Bauck has attended countless of races with Jim Lee of Dent, whom he met at a Battle Lake race in the early 1990s. Lee, 68, also became a serious runner in adulthood and has completed 22 marathons. He has been the director of the Perham Turtle Fest 5K and 10K since 2000 and ran Saturday’s Athletic Republic half marathon for the first time.
Neither man has been immune from the effects of aging. Bauck beat prostate cancer seven years ago; Lee has had two episcopic knee surgeries.
Bauck’s race traditions include a pasta dinner the night before, prepared special by his wife. She was in Colorado visiting one of their children last week, so he planned to make macaroni and cheese for himself Friday.
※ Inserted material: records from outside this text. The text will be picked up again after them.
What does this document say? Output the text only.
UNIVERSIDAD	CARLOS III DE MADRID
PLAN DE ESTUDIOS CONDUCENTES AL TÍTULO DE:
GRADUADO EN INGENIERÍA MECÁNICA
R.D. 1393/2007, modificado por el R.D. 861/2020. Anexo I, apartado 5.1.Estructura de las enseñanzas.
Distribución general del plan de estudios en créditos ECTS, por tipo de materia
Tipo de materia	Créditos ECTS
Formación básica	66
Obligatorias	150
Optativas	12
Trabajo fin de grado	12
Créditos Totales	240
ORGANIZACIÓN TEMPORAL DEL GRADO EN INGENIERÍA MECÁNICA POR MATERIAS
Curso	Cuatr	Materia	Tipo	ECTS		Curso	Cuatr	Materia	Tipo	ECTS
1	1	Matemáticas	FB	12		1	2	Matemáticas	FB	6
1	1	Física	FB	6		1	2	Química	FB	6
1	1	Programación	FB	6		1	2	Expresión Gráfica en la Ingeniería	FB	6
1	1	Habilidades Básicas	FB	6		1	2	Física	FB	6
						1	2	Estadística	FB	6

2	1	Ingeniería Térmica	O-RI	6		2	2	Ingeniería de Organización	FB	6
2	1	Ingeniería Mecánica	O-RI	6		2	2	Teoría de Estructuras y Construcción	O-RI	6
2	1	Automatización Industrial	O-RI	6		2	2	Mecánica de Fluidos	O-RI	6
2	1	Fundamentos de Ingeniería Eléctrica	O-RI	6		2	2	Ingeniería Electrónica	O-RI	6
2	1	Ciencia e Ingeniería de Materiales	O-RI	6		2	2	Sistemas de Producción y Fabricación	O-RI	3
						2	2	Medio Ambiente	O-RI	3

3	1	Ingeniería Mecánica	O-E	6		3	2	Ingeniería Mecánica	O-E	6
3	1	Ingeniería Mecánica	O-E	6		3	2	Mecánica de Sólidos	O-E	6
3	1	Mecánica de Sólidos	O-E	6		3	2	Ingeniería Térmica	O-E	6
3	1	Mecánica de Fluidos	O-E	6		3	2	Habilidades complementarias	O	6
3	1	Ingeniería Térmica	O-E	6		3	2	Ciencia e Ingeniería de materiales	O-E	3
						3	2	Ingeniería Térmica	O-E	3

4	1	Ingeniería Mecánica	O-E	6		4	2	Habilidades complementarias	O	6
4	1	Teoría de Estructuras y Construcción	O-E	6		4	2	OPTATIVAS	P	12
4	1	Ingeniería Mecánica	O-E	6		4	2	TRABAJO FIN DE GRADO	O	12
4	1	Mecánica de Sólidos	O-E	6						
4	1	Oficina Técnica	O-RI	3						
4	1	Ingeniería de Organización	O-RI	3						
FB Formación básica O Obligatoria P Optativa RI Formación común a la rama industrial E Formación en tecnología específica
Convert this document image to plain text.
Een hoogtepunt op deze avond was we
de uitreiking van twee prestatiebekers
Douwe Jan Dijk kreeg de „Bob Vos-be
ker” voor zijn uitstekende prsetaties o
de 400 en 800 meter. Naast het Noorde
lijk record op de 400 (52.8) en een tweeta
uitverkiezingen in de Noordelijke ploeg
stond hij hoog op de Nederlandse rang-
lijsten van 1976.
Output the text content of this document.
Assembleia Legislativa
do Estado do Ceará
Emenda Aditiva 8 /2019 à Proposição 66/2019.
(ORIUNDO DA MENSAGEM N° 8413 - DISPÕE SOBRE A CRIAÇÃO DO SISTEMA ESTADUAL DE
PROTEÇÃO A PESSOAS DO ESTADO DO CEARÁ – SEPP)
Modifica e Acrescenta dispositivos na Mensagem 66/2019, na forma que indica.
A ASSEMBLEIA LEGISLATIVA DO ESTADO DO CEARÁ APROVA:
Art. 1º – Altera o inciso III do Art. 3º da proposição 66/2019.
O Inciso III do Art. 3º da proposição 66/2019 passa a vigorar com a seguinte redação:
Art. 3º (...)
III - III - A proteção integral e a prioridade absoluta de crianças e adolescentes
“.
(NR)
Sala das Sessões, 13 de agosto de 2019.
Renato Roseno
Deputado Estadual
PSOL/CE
Bauck estimates he’s collected about 200 T-shirts from the races he’s run, but there’s one he wears consistently during events: a shirt bearing the Finnish flag — a blue cross on a white background.
His pace has slowed over the years but Bauck says his running days will continue.
“It’s good for my body. It’s good for my soul. It’s my thing,” he said. “I’ll keep on doing it as long as my body can handle it.”